Primary aldosteronism is mainly caused by either unilateral aldosterone-producing adenoma (APA) or bilateral adrenal hyperplasia (BAH). Usual diagnostic approaches in patients with primary aldosteronism are focused on differentiating unilateral APA and BAH. Bilateral adrenal cortical adenomas in the setting of primary aldosteronism are very rare, but possible.

Clinical case

A 48-year-old man was referred to our hospital with hypokalemia and poorly controlled hypertension despite four antihypertensive medications. Physical examination showed blood pressure of 180/100 mmHg. The serum potassium level was 3.0 mEq/L, arterial blood gas analysis revealed metabolic alkalosis. The Plasma aldosterone concentration (PAC) was 57.62 ng/dL (normal 1.3 to 14.5), and the Plasma rennin activity (PRA) was 0.26 ng/mL/hr (normal 0.32 to 1.84) with a calculated aldosterone to renin ratio was 221.6. Intravenous saline infusion test for confirmation failed to suppress plasma aldosterone level significantly (pre-infusion PAC: 35.9 ng/dL, post-infusion PAC: 58.5 ng/dL), consistent with a primary aldosteronism. Upright posture for 240 minutes suppressed plasma aldosterone concentration. (Basal PAC: 50.1 ng/dL, after upright PAC: 38.7 ng/dL). Abdomen computed tomography (CT) demonstrated a 1.5 cm sized right adrenal mass and a 1.2 cm sized left adrenal mass both with less than 10 Hounsfield unit (HU) on pre-contrast image.
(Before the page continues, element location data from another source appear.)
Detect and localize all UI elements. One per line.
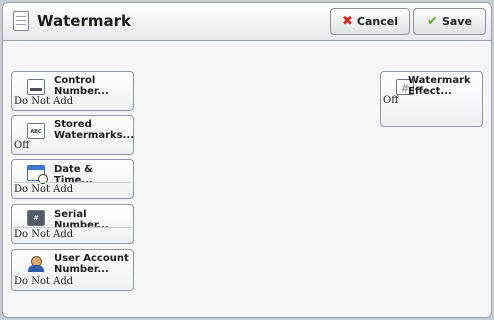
watermark-screen: Watermark ✖ Cancel ✔ Save Control Number… (2, 2, 492, 318)
watermark-effect-value: Off (383, 95, 399, 106)
date-time-icon (27, 165, 48, 184)
cancel-button[interactable]: ✖ Cancel (330, 8, 410, 35)
serial-number-button[interactable]: # Serial Number... Do Not Add (11, 204, 134, 244)
stored-watermarks-icon: ABC (27, 123, 45, 139)
document-icon (13, 11, 29, 31)
watermark-effect-label: Watermark Effect... (408, 75, 471, 97)
stored-watermarks-value: Off (14, 140, 30, 151)
user-account-icon (27, 256, 45, 272)
watermark-effect-button[interactable]: # Watermark Effect... Off (380, 71, 483, 127)
save-label: Save (441, 15, 472, 28)
x-icon: ✖ (342, 14, 353, 29)
user-account-value: Do Not Add (14, 276, 74, 287)
control-number-value: Do Not Add (14, 96, 74, 107)
cancel-label: Cancel (356, 15, 398, 28)
page-title: Watermark (37, 12, 131, 30)
user-account-label: User Account Number... (54, 253, 129, 275)
date-time-button[interactable]: Date & Time... Do Not Add (11, 159, 134, 199)
checkmark-icon: ✔ (427, 14, 438, 29)
divider (14, 182, 131, 183)
header-bar: Watermark ✖ Cancel ✔ Save (3, 3, 491, 41)
date-time-value: Do Not Add (14, 184, 74, 195)
stored-watermarks-button[interactable]: ABC Stored Watermarks... Off (11, 115, 134, 155)
divider (14, 227, 131, 228)
user-account-number-button[interactable]: User Account Number... Do Not Add (11, 249, 134, 291)
save-button[interactable]: ✔ Save (413, 8, 486, 35)
stored-watermarks-label: Stored Watermarks... (54, 119, 135, 141)
serial-number-value: Do Not Add (14, 229, 74, 240)
serial-number-icon: # (27, 210, 45, 226)
control-number-icon (27, 79, 45, 95)
control-number-label: Control Number... (54, 75, 109, 97)
control-number-button[interactable]: Control Number... Do Not Add (11, 71, 134, 111)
The adrenal venous sampling was performed and revealed the following adrenal vein - inferior vena cava (IVC) ratio of cortisol was greater than 10, right - left adrenal vein ratio of aldosterone - cortisol ratio was 5.56, left adrenal vein - IVC ratio of aldosterone - cortisol ratio was 0.64. Although the right-sided hyper-functioning mass was suspected in the adrenal vein sampling, we planned to explore both adrenal glands due to discrete masses were existed on both adrenal glands on CT. Right total adrenalectomy and left partial adrenalectomy were performed by laparoscopic approach. The pathology confirmed the bilateral adrenal cortical adenomas with marked cytologic atypia and the sections from both sides shared a nearly identical appearance. 7 days after surgery, laboratory finding showed the normal basal PAC of 0.68 ng/dL, after intravenous saline infusion PAC was 0.23 ng/Dl and PRA was 0.2 ng/ml/hr. 14 Days after surgery, the patient was normotensive (130/80 mmHg) on a calcium channel blocker and a angiotensin ll receptor blocker (Nefidipine 90 mg, fimasartan 30 mg a day), and the serum potassium was 4.5 mEq/L without any potassium supplement.


In this case, unilateral hyperfunction was suspected in the adrenal vein sampling, but bilateral adrenal adenomas was presented on the CT and then confirmed by pathology. Clinicians should consider the possibility of bilateral adenomas in diagnosis and treatment with primary aldosteronism.